RE: [Syslog-sec] Syslog protocol - UTF-8 encoding

Robert Horn Fri, 03 Jun 2005 10:40:05 -0700

Sorry, ASCII is an exact subset of Unicode encoded in UTF-8.  There is no
problem for syslog.  The problem is unique to Japan.  The Japanese
predominantly use the family of charactersets called ISO 2022-JP by the
IETF.  This family includes two 7-bit charactersets in addition to the
multi-byte characters for Kanji.  One of these 7-bit charactersets is the
same as ASCII with the sole exception of the backslash character.

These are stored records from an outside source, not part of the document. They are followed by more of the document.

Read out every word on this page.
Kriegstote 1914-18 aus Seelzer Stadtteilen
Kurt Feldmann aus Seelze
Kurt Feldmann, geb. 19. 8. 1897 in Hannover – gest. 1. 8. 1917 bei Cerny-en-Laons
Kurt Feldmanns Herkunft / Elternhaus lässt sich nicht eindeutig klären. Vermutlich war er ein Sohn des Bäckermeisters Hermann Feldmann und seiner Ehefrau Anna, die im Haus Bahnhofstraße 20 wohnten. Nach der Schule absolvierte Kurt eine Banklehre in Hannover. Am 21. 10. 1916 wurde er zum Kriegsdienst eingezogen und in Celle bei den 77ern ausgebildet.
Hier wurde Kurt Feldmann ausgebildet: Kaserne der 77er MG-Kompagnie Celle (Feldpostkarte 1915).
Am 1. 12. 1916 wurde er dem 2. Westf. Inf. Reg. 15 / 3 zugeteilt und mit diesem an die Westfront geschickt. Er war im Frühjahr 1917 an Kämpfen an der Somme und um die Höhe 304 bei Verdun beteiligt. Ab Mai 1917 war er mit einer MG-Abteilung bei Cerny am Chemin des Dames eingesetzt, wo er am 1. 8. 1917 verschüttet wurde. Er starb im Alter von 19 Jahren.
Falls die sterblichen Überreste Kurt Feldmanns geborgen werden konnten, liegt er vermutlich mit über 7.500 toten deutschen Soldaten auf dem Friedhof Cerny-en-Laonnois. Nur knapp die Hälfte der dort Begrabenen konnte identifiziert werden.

The result is that this Japanese variation is frequently called "ASCII"
even though it differs in one character.  It is almost always used for
displaying and editing files that are supposed to be kept in ASCII.  This
only introduces problems when the backslash character is used.  Many
commonly deployed systems do not have a strictly compliant ASCII mode
because this is not useful in Japan.  You just accept the occasional
confusion between the yen sign and the backslash.  This worked quite well
until CPM and MSDOS started using the ASCII backslash character.  Before
then it was quite rare in ordinary text files where the proper Japanese
backslash is encoded in the Japanese 7-bit set rather than the ASCII 7-bit
set.  (The Japanese 7-bit set is encoded into the range 128-255 when using
ISO 2022-JP.)

The problem has gotten worse as people try to adapt to a world where ISO
2022-JP coexists with UTF-8 Unicode.  Some user interfaces try to help out
by doing character substitutions.  This makes things worse, since the
logical substitution in Japan is to use the most common Japanese form of
backslash, which is not the ASCII backslash.   Someday in the distant
future the transition to a uniform character coding will be complete, but
for the near future these transitional behaviors will exist.  I expect that
some Japanese systems will use syslog without using multi-byte characters.
They will stick to their "ASCII" subset from the ISO 2022-JP family, will
not convert their Kanji to Unicode, and will not attempt to send Kanji as
part of a syslog message.  That is a very reasonable behavior.  They are
the people who need the reminder about the backslash.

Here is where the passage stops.